The Cohortes Praetoriae were the regular military bodyguard of the Emperor, their mission to act as the guarantors of his security -- though all too frequently, the Guard proved fickle in the loyalty of their commanders and soldiers. While prone to violently unmake as well as make emperors based on personal considerations such as service benefits and monetary recompense, the Guard linked their fortunes to the survival of the imperial office. As for the Emperor himself, the Praetorians were loyal as long as he did not threaten their interests.
Ultimately, the partisan tendency of the Guard proved to be their downfall. In 306 CE, the Praetorians threw their weight behind Maxentius, acclaiming him Emperor despite the marginally more legitimate claim of the previous Emperor's son, Constantine. A civil war followed that was finally decided in 312 CE at the Milvian Bridge outside the city of Rome, where Maxentius drowned while fleeing after his Praetorian troops broke in battle.
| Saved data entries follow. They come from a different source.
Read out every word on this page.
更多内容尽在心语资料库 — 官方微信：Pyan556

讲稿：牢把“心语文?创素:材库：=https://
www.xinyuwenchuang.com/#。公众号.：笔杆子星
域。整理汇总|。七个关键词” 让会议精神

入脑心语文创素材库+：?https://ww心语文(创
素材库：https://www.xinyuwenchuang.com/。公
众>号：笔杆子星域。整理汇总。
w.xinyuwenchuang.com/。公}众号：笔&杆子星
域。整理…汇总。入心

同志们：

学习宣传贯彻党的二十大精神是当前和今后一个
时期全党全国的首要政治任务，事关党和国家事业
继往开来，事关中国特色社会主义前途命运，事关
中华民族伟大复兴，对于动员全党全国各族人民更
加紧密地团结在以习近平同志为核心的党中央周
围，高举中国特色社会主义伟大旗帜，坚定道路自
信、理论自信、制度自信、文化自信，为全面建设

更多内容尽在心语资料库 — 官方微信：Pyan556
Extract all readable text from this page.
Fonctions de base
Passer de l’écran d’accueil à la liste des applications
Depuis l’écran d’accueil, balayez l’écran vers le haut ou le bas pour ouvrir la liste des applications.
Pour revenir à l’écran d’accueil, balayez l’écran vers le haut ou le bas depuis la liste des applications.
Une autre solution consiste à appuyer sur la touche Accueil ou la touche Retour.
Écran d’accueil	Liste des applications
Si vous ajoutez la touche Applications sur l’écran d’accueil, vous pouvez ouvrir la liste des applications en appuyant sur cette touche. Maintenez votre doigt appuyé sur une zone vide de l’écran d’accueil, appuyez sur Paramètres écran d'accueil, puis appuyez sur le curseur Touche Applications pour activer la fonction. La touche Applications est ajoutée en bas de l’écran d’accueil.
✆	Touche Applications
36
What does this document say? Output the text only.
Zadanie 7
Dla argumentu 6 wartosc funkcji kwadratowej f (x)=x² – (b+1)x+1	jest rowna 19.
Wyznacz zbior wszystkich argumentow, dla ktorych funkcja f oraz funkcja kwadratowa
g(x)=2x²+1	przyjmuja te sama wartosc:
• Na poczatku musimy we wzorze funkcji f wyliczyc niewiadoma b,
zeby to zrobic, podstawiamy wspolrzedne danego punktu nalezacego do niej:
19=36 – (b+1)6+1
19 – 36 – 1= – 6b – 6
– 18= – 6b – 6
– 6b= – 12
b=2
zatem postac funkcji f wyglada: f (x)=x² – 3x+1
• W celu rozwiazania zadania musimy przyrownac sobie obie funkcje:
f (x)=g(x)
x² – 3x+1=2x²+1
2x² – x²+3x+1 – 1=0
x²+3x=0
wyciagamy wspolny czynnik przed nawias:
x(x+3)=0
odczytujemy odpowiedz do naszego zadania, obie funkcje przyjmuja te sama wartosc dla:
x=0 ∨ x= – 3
The victor Constantine, who became the first Christian emperor, exacted revenge on the Praetorians for their loyalty to his enemy by disbanding the Guard entirely. In their place as the Emperor's bodyguard, Constantine established the Scholae Palatinae, composed of his own trustworthy troops, mostly of Germanic origin.
The legacy of the Praetorian Guard, as elite but unscrupulous guardians of an imperial regime, survives into our own modern age as a paragon of military amorality. Not bound by ethics, the Guard and their commanders, the Praetorian Prefects, regularly abused their power and access to the emperor in order to extort concessions, to murder with impunity, and to repress dissent. For more than three hundred years, the corps of Praetorians protected even the most venal of rulers without question, so long as their greed and ambition were served.
The Praetorian Guard, as they have become popularly known, were formally organized by Octavian following his final victory over Marcus Antonius (Mark Antony). In a symbolic gesture, Octavian -- who was soon to receive the title Augustus ("The Revered One") and become the first Roman emperor -- combined the surviving cadres of Antony's and his own bodyguard troops, called in Latin cohortes praetoriae, into the structured arm we know as the Praetorian Guard.
The first credible example of bodyguard-type cohorts dates to 133 BCE, when Scipio Aemilianus organized 500 of his clients into a so-called "troop of friends." The practice of keeping a bodyguard unit, later termed a cohors praetoria, became standard as the Republic devolved into civil war. (The cohors praetoria was named for the praetorium, the central area of the military camp where the commander's tent had been pitched; thus, the praetorium was the camp headquarters, and its guardians, the praetorian cohort.)
According to the Roman historian Appian, the rival successors to Julius Caesar's autocratic legacy, Marcus Antonius and Octavianus, each formed for themselves several praetorian cohorts out of a volunteer cadre of Caesar's legionary veterans:
They dismissed from military service the soldiers who had served their full time except 8,000 who had asked to remain. These they took back and divided between themselves and formed them in praetorian cohorts. (Appian, Civil Wars, Bk V.3)
From this veteran host, Antonius established three cohorts, Octavianus between five and nine. From Antonian coinage, scholars have surmised that Antonius' praetorian cohorts accompanied the general on his ill-starred campaigns in the East. Coinage minted in the late 30's BCE celebrates not only his cohortes praetoriae but a mounted praetorian cohort, a cohors speculatorum.
The basis for Octavianus having at least five cohorts comes from Orosius, who records that these five praetorian units accompanied Octavianus during the climactic battle with Antonius' army at Actium in 31 BCE. Tacitus records the existence in 23 CE of nine cohorts of the newly-instituted Praetorian Guard, a figure further supported by contemporary inscriptions.
Suetonius writes that Augustus stationed only three cohorts of Praetorians within the city of Rome, and these troops were billeted individually among the populace, not concentrated in a camp. The other cohorts were maintained in towns throughout Italia.
In the early years of the Empire, Augustus wielded his kinglike authority as princeps delicately to avoid offending the conservative Roman political sensibility. His billeting policy kept the Praetorian power dispersed and so concealed, like a mailed fist in a velvet glove, inconspicuous and seemingly inoffensive.